Darragh house carved from Marble Falls history

Historic Darragh house in Marble Falls

LEFT: Rosa Darragh stands on the front steps of her granite home at 501 Main Street in Marble Falls. The picture is believed to have been taken on Mother’s Day sometime in the 1950s. Photo courtesy of The Falls on the Colorado Museum RIGHT: Kim Lookabaugh stands in the same spot on the property she now owns and where she operates her business, My Texas Home Broker. Photo by Ronnie Madrid/Divine Radiance Photography

If the ghost of Rosa Darragh haunts the pink granite house at 501 Main Street in Marble Falls, she’s a friendly one, according to new owner Kim Lookabaugh, who recently opened My Texas Home Broker in the historic residence. 

“We think Ms. Rosa might still be here,” Lookabaugh said. “Every time something weird happens — something falls down off a shelf or there’s a weird noise we can’t explain — we definitely say, ‘That must be Ms. Rosa.’”

The house was built in 1935 for Rosa after her husband, Thomas Darragh Jr., died that same year. A co-owner of Granite Mountain, he and Rosa lived in a large, two-story house at the quarry. Her children wanted her in town so she wouldn’t have to drive so far every day to a dry goods store she owned and operated.

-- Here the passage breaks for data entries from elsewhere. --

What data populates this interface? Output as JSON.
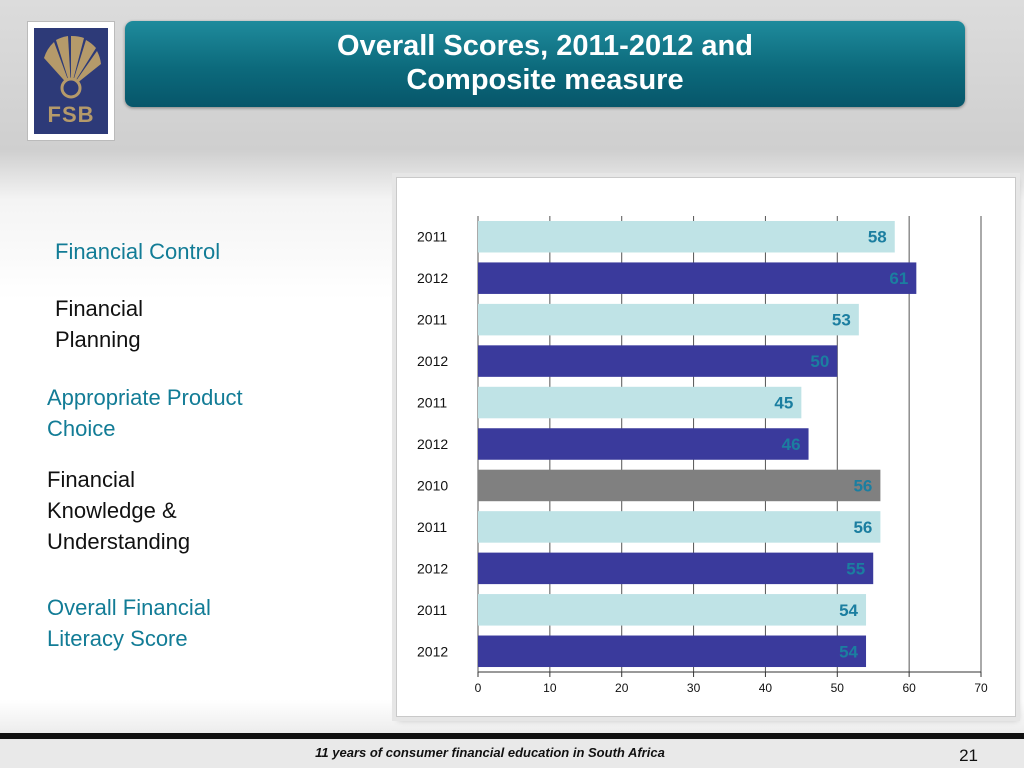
{
  "logo": {
    "text": "FSB"
  },
  "title": "Overall Scores, 2011-2012  and Composite measure",
  "categories": [
    {
      "label": "Financial Control"
    },
    {
      "label": "Financial Planning"
    },
    {
      "label": "Appropriate Product Choice"
    },
    {
      "label": "Financial Knowledge & Understanding"
    },
    {
      "label": "Overall Financial Literacy Score"
    }
  ],
  "chart_data": {
    "type": "bar",
    "orientation": "horizontal",
    "categories": [
      "2011",
      "2012",
      "2011",
      "2012",
      "2011",
      "2012",
      "2010",
      "2011",
      "2012",
      "2011",
      "2012"
    ],
    "values": [
      58,
      61,
      53,
      50,
      45,
      46,
      56,
      56,
      55,
      54,
      54
    ],
    "bar_colors": [
      "#bfe3e6",
      "#3a3a9c",
      "#bfe3e6",
      "#3a3a9c",
      "#bfe3e6",
      "#3a3a9c",
      "#808080",
      "#bfe3e6",
      "#3a3a9c",
      "#bfe3e6",
      "#3a3a9c"
    ],
    "label_color": "#1b7ea0",
    "xlim": [
      0,
      70
    ],
    "xticks": [
      0,
      10,
      20,
      30,
      40,
      50,
      60,
      70
    ],
    "grid": true
  },
  "footer": {
    "text": "11 years of consumer financial education in South Africa",
    "page": "21"
  }
}
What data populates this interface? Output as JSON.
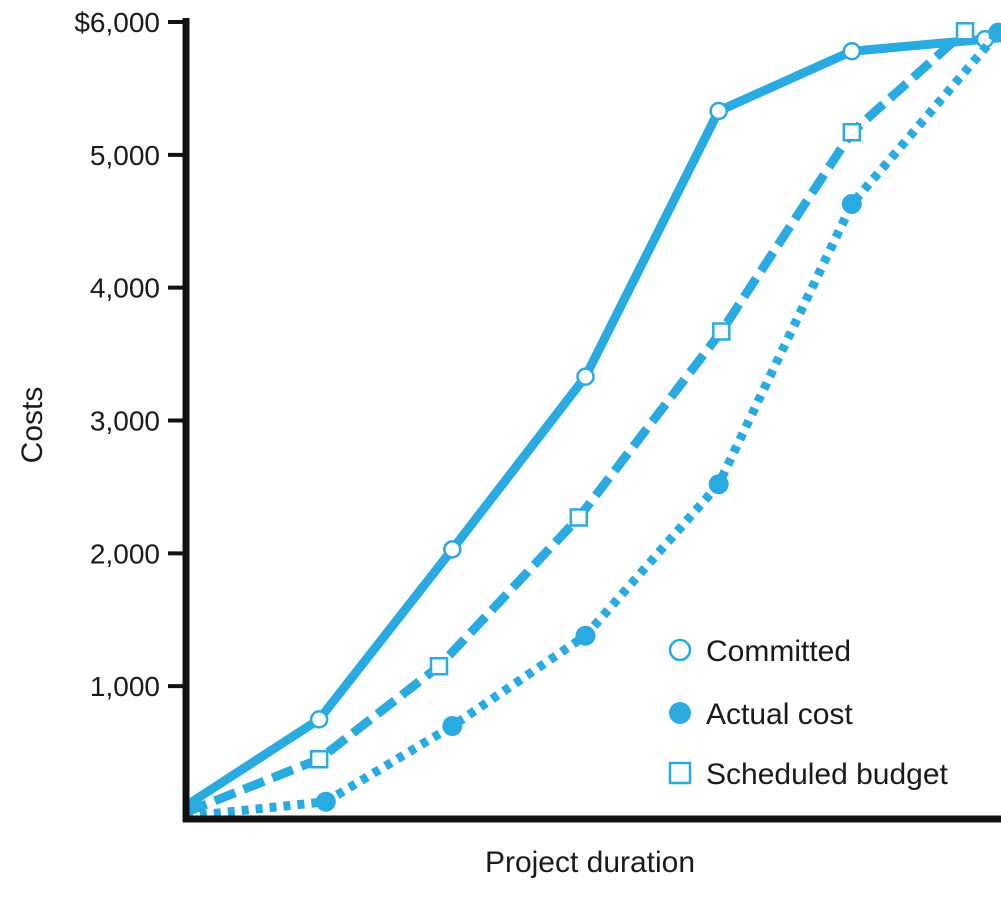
{
  "chart_data": {
    "type": "line",
    "title": "",
    "xlabel": "Project duration",
    "ylabel": "Costs",
    "x": [
      0,
      1,
      2,
      3,
      4,
      5,
      6
    ],
    "ylim": [
      0,
      6000
    ],
    "y_ticks": [
      1000,
      2000,
      3000,
      4000,
      5000,
      6000
    ],
    "y_tick_labels": [
      "1,000",
      "2,000",
      "3,000",
      "4,000",
      "5,000",
      "$6,000"
    ],
    "grid": false,
    "legend_position": "bottom-right",
    "color": "#29abe2",
    "series": [
      {
        "name": "Committed",
        "line_style": "solid",
        "marker": "open-circle",
        "points": [
          [
            0,
            100
          ],
          [
            1,
            750
          ],
          [
            2,
            2030
          ],
          [
            3,
            3330
          ],
          [
            4,
            5330
          ],
          [
            5,
            5780
          ],
          [
            6,
            5870
          ]
        ]
      },
      {
        "name": "Scheduled budget",
        "line_style": "dashed",
        "marker": "open-square",
        "points": [
          [
            0,
            50
          ],
          [
            1,
            450
          ],
          [
            1.9,
            1150
          ],
          [
            2.95,
            2270
          ],
          [
            4.02,
            3670
          ],
          [
            5.0,
            5170
          ],
          [
            5.85,
            5930
          ]
        ]
      },
      {
        "name": "Actual cost",
        "line_style": "dotted",
        "marker": "filled-circle",
        "points": [
          [
            0,
            20
          ],
          [
            1.05,
            130
          ],
          [
            2.0,
            700
          ],
          [
            3.0,
            1380
          ],
          [
            4.0,
            2520
          ],
          [
            5.0,
            4630
          ],
          [
            6.1,
            5920
          ]
        ]
      }
    ],
    "legend": [
      {
        "label": "Committed",
        "marker": "open-circle"
      },
      {
        "label": "Actual cost",
        "marker": "filled-circle"
      },
      {
        "label": "Scheduled budget",
        "marker": "open-square"
      }
    ]
  }
}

“It was on the west side of Main Street where the flower shop is now,” said Ann Darragh of Marble Falls. “I think it was called Darragh’s Dry Goods.” 

Ann is married to Rosa and Thomas’ grandson Bob Darragh. She was referring to the location where Marble Falls Flower and Gift Shop now resides at 214 Main Street between Second and Third streets.

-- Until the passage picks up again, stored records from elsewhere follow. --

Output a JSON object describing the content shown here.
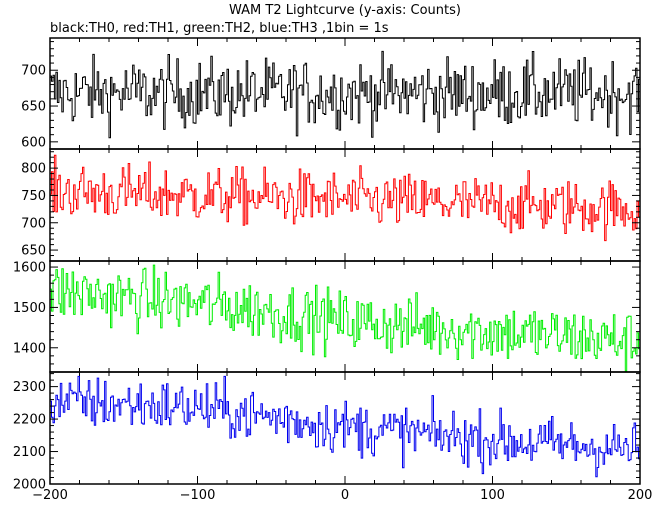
{
  "chart_data": {
    "type": "line",
    "title": "WAM T2 Lightcurve (y-axis: Counts)",
    "subtitle": "black:TH0, red:TH1, green:TH2, blue:TH3 ,1bin = 1s",
    "xlim": [
      -200,
      200
    ],
    "x_ticks": [
      -200,
      -100,
      0,
      100,
      200
    ],
    "x_tick_labels": [
      "−200",
      "−100",
      "0",
      "100",
      "200"
    ],
    "series": [
      {
        "name": "TH0",
        "color": "#000000",
        "ylim": [
          590,
          745
        ],
        "y_ticks": [
          600,
          650,
          700
        ],
        "trend_x": [
          -200,
          200
        ],
        "trend_y": [
          668,
          668
        ],
        "noise": 24
      },
      {
        "name": "TH1",
        "color": "#ff0000",
        "ylim": [
          630,
          835
        ],
        "y_ticks": [
          650,
          700,
          750,
          800
        ],
        "trend_x": [
          -200,
          -100,
          0,
          100,
          200
        ],
        "trend_y": [
          758,
          750,
          742,
          733,
          725
        ],
        "noise": 26
      },
      {
        "name": "TH2",
        "color": "#00ee00",
        "ylim": [
          1340,
          1615
        ],
        "y_ticks": [
          1400,
          1500,
          1600
        ],
        "trend_x": [
          -200,
          -100,
          -50,
          0,
          100,
          200
        ],
        "trend_y": [
          1540,
          1510,
          1490,
          1465,
          1440,
          1415
        ],
        "noise": 38
      },
      {
        "name": "TH3",
        "color": "#0000ee",
        "ylim": [
          2000,
          2345
        ],
        "y_ticks": [
          2000,
          2100,
          2200,
          2300
        ],
        "trend_x": [
          -200,
          -100,
          0,
          100,
          200
        ],
        "trend_y": [
          2255,
          2235,
          2175,
          2135,
          2105
        ],
        "noise": 42
      }
    ]
  }
}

A New Yorker, Thomas Darragh Jr. bought Granite Mountain in partnership with Robert Caterson in 1903. Darragh moved to Marble Falls to run the quarry, which the co-owners named the Texas and New York Granite Company. Caterson soon sold his half to Robert Clark, and the name changed to Texas Pink Granite Company.

Built on a hill, the Granite House faces the mountain, which can be easily seen from its expansive front porch. Even the steps up to the front door are made of granite, cut from the same batholith quarried by convicts for the state Capitol in Austin.  

Unlike the large blocks of stone used to construct the statehouse, the rock used to build 501 Main Street came from rubble obtained free from the mountain. Quarry managers heaped chunks of broken granite into a pile for anyone who could haul it away. Several homes and fences can be found around Marble Falls, built from that free scrap. 

Unlike any other house in the city, the three-bedroom structure on Main Street has a basement, unusual in an area with such a rocky terrain. The basement had its own entrance on the south side of the house.

“When the dams were being built on the Colorado, (Rosa) sometimes moved into the basement of the house and rented out apartments or rooms to the workers,” reads the caption for a picture of Rosa Darragh on page 81 of “Images of America: Marble Falls” by Jane Knapik and Amanda Rose.

A solid home, even the inside walls are rock. Instead of drywall, the interior walls and ceiling are all mortar. The rooms are large with 10-foot ceilings. All of the original wood floors are still intact.

Another surprise can be found in the kitchen.

“It still has the original kitchen,” Lookabaugh pointed out when giving The Picayune Magazine a tour of the space. “And there’s an iron hitching post outside for tying up your horse.” 

The countertop along one wall of the kitchen was installed in 1940. The counters are small, white ceramic tiles; the backsplash is done in larger, dazzling green tiles. Cabinets are white with retro black iron hardware.

Of course, the plumbing and wiring were replaced years ago. Lookabaugh even had to upgrade that to turn the residential property into a commercial enterprise. That took some imagination — and drilling — when it came to lighting since wires could not be run through solid walls. 

Another definite plus from the sturdy materials used: no need for extra insulation.

“The energy efficiency is very good,” Lookabaugh said. “It’s well insulated with solid rock. There’s no other insulation.”

The bedrooms were turned into offices, and an old closet became a work room. Knocking out closet space resulted in a funny little hallway area that connects a side room to a front room in a short zig-zag — another creative quirk that separates it from most other houses in town, not to mention its very own ghost. 

When asked about stories of a ghost, Ann and Bob Darragh said they had never heard anything like that mentioned before.

“I wouldn’t be surprised though,” Bob said with a laugh.

Lookabaugh likes to think Ms. Rosa is indeed sharing the house with her and her business. 

“She’s certainly not a scary ghost,” Lookabaugh said. “This house has the best feeling. People who walk in here just love it.”

As for Ms. Rosa, she is buried in Marble Falls City Cemetery next to her husband. Her grave is marked with the same Texas pink granite that made her living and built her home.